Zweitens: Nur noch eine Minderheit der Ostdeutschen sieht sich als „Deutsche(r) zweiter Klasse“. Laut dem Allensbach Institut ging der Wert um etwa 15 Prozentpunkte allein im letzten Jahrzehnt zurück, am deutlichsten zwischen 2002 und 2005 – also unter dem Eindruck der Ära Schröder-Müntefering. Seither gleichen sich auch die Bewertungen der Lebenslagen in Ost und West an. Arbeitslosigkeit und Transferabhängigkeit treffen auf bundesweit nahezu gleiche Wahrnehmungsmuster; Armutsgefährdung wird als genereller Trend des sozialen Wandels erlebt. Die Ost-West-Differenz weicht einer sozialen Differenz, die nicht mehr mit einer spezifischen Misere des Ostens verbunden wird. Die generellen Gefährdungen, die sich aus dem gesellschaftlichen Wandel ergeben, und ihre Bewältigung sind jedoch genau der Gründungsimpuls, der „Markenkern“, der in der zweiten Hälfte des letzten Jahrzehnts entstandenen bundesweiten Linkspartei.

Mitte der letzten Legislaturperiode spielten längerfristige Entwicklungen und politische Herausforderungen, die über das aktuelle Krisengeschehen hinausgehen, eine so wichtige Rolle, dass sich mehr und mehr Menschen zwei Parteien zuwandten, die mit den Basisprozessen der vierten industriellen Revolution besonders vertraut und verbunden sind: der ökologischen Frage und der Informations-Ökonomie. Die Grünen lagen im Frühjahr 2011 bei 23 Prozent, die Piraten bei bis zu 10 Prozent. Erst als die Grünen ihr Monopol auf die Energiewende wieder verloren hatten, als beide Parteien begannen, sich thematisch und organisatorisch zu verzetteln und als klar wurde, dass es für die mit ihnen verbundenen Themen keine Machtoption geben würde, dominierte wieder der Wunsch nach Sicherheit und mehr sozialem Ausgleich in Deutschland – als Schutz vor den europäischen Krisenprozessen.

Reformen für die beschleunigte Welt

Die politischen Auseinandersetzungen nach der Wahl spitzen sich nun auf Pro oder Contra gegenüber Steuererhöhungen zu. Das Ringen zwischen unionsgeführter Bundesregierung und sozialdemokratisch geführtem Bundesrat wird sich künftig auf die Reform des Föderalismus und die Neugestaltung des Länderfinanzausgleichs konzentrieren. Wofür die jeweils in Rede stehenden finanziellen Mittel eingesetzt werden, welche reformerischen Impulse gesetzt werden sollen, spielt jedoch kaum eine Rolle. Der „Soli“ soll vom „Solidarpakt III/Deutschlandpakt“ abgelöst werden und nur noch dem Schuldenabbau dienen.

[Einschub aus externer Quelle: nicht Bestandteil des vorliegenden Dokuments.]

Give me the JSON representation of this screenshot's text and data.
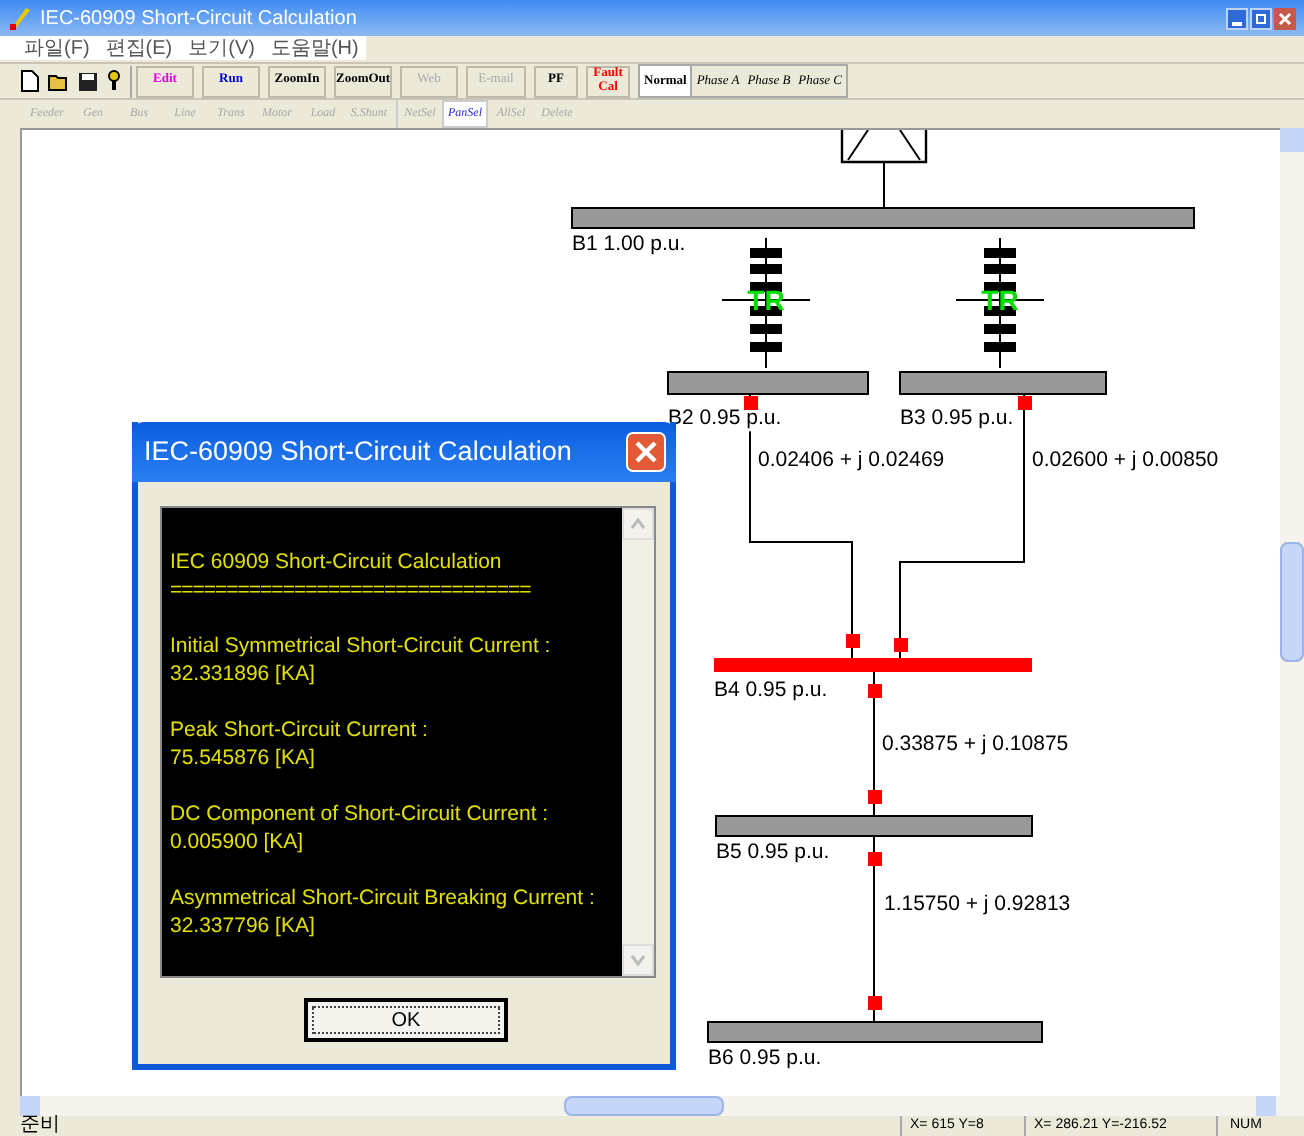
{
  "window": {
    "title": "IEC-60909 Short-Circuit Calculation"
  },
  "menu": [
    "파일(F)",
    "편집(E)",
    "보기(V)",
    "도움말(H)"
  ],
  "actions": [
    {
      "label": "Edit",
      "color": "#e000e0",
      "disabled": false
    },
    {
      "label": "Run",
      "color": "#0000c8",
      "disabled": false
    },
    {
      "label": "ZoomIn",
      "color": "#000000",
      "disabled": false
    },
    {
      "label": "ZoomOut",
      "color": "#000000",
      "disabled": false
    },
    {
      "label": "Web",
      "color": "#a8a8a8",
      "disabled": true
    },
    {
      "label": "E-mail",
      "color": "#a8a8a8",
      "disabled": true
    },
    {
      "label": "PF",
      "color": "#000000",
      "disabled": false
    },
    {
      "label": "Fault Cal",
      "color": "#ff0000",
      "disabled": false
    }
  ],
  "phases": [
    {
      "label": "Normal",
      "selected": true
    },
    {
      "label": "Phase A",
      "selected": false
    },
    {
      "label": "Phase B",
      "selected": false
    },
    {
      "label": "Phase C",
      "selected": false
    }
  ],
  "tools": [
    {
      "label": "Feeder",
      "disabled": true,
      "selected": false
    },
    {
      "label": "Gen",
      "disabled": true,
      "selected": false
    },
    {
      "label": "Bus",
      "disabled": true,
      "selected": false
    },
    {
      "label": "Line",
      "disabled": true,
      "selected": false
    },
    {
      "label": "Trans",
      "disabled": true,
      "selected": false
    },
    {
      "label": "Motor",
      "disabled": true,
      "selected": false
    },
    {
      "label": "Load",
      "disabled": true,
      "selected": false
    },
    {
      "label": "S.Shunt",
      "disabled": true,
      "selected": false
    },
    {
      "label": "NetSel",
      "disabled": true,
      "selected": false
    },
    {
      "label": "PanSel",
      "disabled": false,
      "selected": true
    },
    {
      "label": "AllSel",
      "disabled": true,
      "selected": false
    },
    {
      "label": "Delete",
      "disabled": true,
      "selected": false
    }
  ],
  "diagram": {
    "buses": [
      {
        "name": "B1",
        "voltage": "1.00 p.u.",
        "faulted": false
      },
      {
        "name": "B2",
        "voltage": "0.95 p.u.",
        "faulted": false
      },
      {
        "name": "B3",
        "voltage": "0.95 p.u.",
        "faulted": false
      },
      {
        "name": "B4",
        "voltage": "0.95 p.u.",
        "faulted": true
      },
      {
        "name": "B5",
        "voltage": "0.95 p.u.",
        "faulted": false
      },
      {
        "name": "B6",
        "voltage": "0.95 p.u.",
        "faulted": false
      }
    ],
    "transformers": [
      {
        "label": "TR"
      },
      {
        "label": "TR"
      }
    ],
    "lines": [
      {
        "impedance": "0.02406 + j 0.02469"
      },
      {
        "impedance": "0.02600 + j 0.00850"
      },
      {
        "impedance": "0.33875 + j 0.10875"
      },
      {
        "impedance": "1.15750 + j 0.92813"
      }
    ]
  },
  "dialog": {
    "title": "IEC-60909 Short-Circuit Calculation",
    "heading": "IEC 60909 Short-Circuit Calculation",
    "rule": "================================",
    "results": [
      {
        "label": "Initial Symmetrical Short-Circuit Current :",
        "value": "32.331896 [KA]"
      },
      {
        "label": "Peak Short-Circuit Current :",
        "value": "75.545876 [KA]"
      },
      {
        "label": "DC Component of Short-Circuit Current :",
        "value": "0.005900 [KA]"
      },
      {
        "label": "Asymmetrical Short-Circuit Breaking Current :",
        "value": "32.337796 [KA]"
      }
    ],
    "button": "OK"
  },
  "status_bar": {
    "message": "준비",
    "cursor": "X= 615  Y=8",
    "coords": "X= 286.21  Y=-216.52",
    "num": "NUM"
  }
}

Es drohen verlorene Jahre. Frank Schirrmacher aber weist in der FAZ vom 26.9.2013 („Was die SPD verschläft“) am Beispiel der Informations-Ökonomie zu Recht darauf hin, „was in der heutigen Welt exponenzieller Beschleunigung vier Jahre bedeuten“ – bis 2017 könne „ein gefühltes Jahrhundert vergangen (sein)“.

Dazu gibt es nur eine vernünftige Schlussfolgerung: 2017 beginnt heute. Wer auch immer mit Angela Merkel regieren und egal wer neben der LINKEN noch gegen diese Regierung opponieren wird – die Kräfte diesseits der Union müssen und können die Unkultur der Abgrenzung unter Gleichgesinnten, den unseligen Überbietungswettkampf mit tendenziell unrealistischen Forderungen, das selbstgenügsame Verharren in scheinradikalen, absoluten Positionen und die Fixierung auf die Vergangenheit überwinden. Sie müssen auf die Höhe der Zeit kommen und konzeptionell zusammenfinden. Jetzt.